Dès les premiers jours, l’hubris habituel du président américain reprend le dessus. Il développe un discours flou sur les buts de guerre, passant du nucléaire aux missiles, puis au régime des mollahs. Trump donne l’impression de pouvoir stopper les hostilités à sa guise, alors qu’en réalité son adversaire iranien manœuvre déjà pour élargir la dynamique des combats. Chaque jour, il peut annoncer des succès, car la dégradation de la puissance iranienne est une réalité, mais il ne comprend pas que le pouvoir iranien soit toujours en place. Au passage, il banalise les assassinats ciblés des responsables iraniens.
Trump conduit une guerre très chère, construite sur la suprématie du tout aérien. On a évalué le coût de la seule première semaine à quelque 10 milliards de dollars. À l’origine de cette addition plutôt salée, l’utilisation sans compter des intercepteurs de drones ou de missiles, permettant de sécuriser les bases américaines et les alliés dans la région, risque d’affaiblir dangereusement les stocks. Le président américain ébranle aussi ses relations avec ses alliés, non seulement avec les pays du Golfe, avec lesquels il prétend faire des affaires, mais au-delà. Ainsi, pour compléter l’encerclement de l’Iran, on a déplacé des batteries sol-air depuis la Corée du Sud.
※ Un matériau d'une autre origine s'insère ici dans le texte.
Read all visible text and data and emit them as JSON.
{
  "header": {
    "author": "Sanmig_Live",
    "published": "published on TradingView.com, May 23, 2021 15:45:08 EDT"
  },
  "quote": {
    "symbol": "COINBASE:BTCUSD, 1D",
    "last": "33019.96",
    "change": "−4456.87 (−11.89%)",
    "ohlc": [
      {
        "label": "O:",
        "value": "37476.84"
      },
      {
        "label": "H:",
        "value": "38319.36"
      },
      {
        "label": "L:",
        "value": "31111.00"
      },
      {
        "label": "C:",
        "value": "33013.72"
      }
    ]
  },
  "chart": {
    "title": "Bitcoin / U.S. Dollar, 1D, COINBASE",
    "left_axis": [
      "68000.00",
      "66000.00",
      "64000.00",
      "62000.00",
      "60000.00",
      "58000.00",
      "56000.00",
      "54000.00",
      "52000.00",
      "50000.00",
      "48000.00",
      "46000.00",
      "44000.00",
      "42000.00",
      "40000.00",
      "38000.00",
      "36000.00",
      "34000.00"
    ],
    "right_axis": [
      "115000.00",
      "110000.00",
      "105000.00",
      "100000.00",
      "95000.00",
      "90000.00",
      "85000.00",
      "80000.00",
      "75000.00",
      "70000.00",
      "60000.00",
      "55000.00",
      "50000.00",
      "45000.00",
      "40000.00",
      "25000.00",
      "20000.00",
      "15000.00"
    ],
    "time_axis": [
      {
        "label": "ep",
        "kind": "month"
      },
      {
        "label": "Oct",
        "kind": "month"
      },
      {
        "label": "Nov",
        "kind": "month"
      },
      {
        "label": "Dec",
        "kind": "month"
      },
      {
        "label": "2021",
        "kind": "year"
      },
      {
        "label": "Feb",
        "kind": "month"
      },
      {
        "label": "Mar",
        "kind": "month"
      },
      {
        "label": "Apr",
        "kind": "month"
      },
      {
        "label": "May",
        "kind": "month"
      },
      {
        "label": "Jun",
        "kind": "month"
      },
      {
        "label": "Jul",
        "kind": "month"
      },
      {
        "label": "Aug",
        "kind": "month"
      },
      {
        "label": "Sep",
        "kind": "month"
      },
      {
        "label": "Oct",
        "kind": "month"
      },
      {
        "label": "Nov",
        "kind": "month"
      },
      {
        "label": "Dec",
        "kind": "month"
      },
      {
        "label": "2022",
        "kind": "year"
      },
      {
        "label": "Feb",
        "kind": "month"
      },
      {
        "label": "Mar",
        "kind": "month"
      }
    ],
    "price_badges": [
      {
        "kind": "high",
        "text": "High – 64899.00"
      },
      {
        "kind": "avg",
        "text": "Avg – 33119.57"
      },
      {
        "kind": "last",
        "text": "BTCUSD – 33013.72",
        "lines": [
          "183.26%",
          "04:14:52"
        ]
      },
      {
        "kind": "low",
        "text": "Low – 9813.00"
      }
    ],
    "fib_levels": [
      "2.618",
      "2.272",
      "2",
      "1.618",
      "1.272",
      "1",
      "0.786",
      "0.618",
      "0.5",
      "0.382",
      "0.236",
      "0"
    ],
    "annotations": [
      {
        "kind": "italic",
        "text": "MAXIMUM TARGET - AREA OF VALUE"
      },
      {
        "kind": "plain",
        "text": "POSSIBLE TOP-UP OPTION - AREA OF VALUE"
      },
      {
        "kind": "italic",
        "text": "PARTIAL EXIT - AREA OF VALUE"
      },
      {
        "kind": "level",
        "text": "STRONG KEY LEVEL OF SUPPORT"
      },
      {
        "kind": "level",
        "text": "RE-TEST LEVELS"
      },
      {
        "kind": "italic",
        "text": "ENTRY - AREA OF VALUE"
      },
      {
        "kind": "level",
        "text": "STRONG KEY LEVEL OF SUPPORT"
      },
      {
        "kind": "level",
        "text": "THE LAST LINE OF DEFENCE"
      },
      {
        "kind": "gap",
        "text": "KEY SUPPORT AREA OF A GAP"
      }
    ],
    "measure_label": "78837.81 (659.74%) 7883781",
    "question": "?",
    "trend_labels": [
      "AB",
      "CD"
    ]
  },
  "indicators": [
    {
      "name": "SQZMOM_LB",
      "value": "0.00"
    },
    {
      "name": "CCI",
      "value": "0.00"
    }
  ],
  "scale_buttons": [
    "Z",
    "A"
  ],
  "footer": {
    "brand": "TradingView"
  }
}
Dans cette confrontation avec l’Iran, le « fort » donne l’impression de ne pas savoir utiliser à bon escient sa toute-puissance. Trump lit-il encore les notes fournies par le Pentagone lorsqu’il affirme ne pas être au courant d’un bombardement israélien sur les champs gaziers iraniens de South Pars ? Tout le monde sait que Washington et Jérusalem ont monté une « war room » intégrée pour la conduite de cette guerre.
Trump se montre déjà pressé d’en finir. Les experts de la Maison-Blanche estiment qu’il ne lui reste que deux ou trois semaines avant de conclure. Son dilemme est simple. S’il suspend les opérations, on connaît déjà le résultat : il devra négocier un accord qui permettra de facto au régime de rester en place en lâchant du lest, au moins sur le programme nucléaire. Un scénario à la vénézuélienne.
Il faut surveiller ce qui se passe sur l’îlot de Kharg, par où transite 90 % des exportations de brut iranien. Kharg commande l’accès au détroit d’Ormuz, il a déjà été bombardé. Plusieurs navires américains en provenance d’Asie et de Californie font route vers le golfe Persique. À leur bord, des « marines » appartenant aux forces spéciales. Occuper l’île, éviter le minage du détroit, négocier avec Téhéran : pour Trump, la porte de sortie ressemblera peut-être à un bref assaut des commandos sur le sol iranien. Un accroc dans la stratégie du « tout aérien ».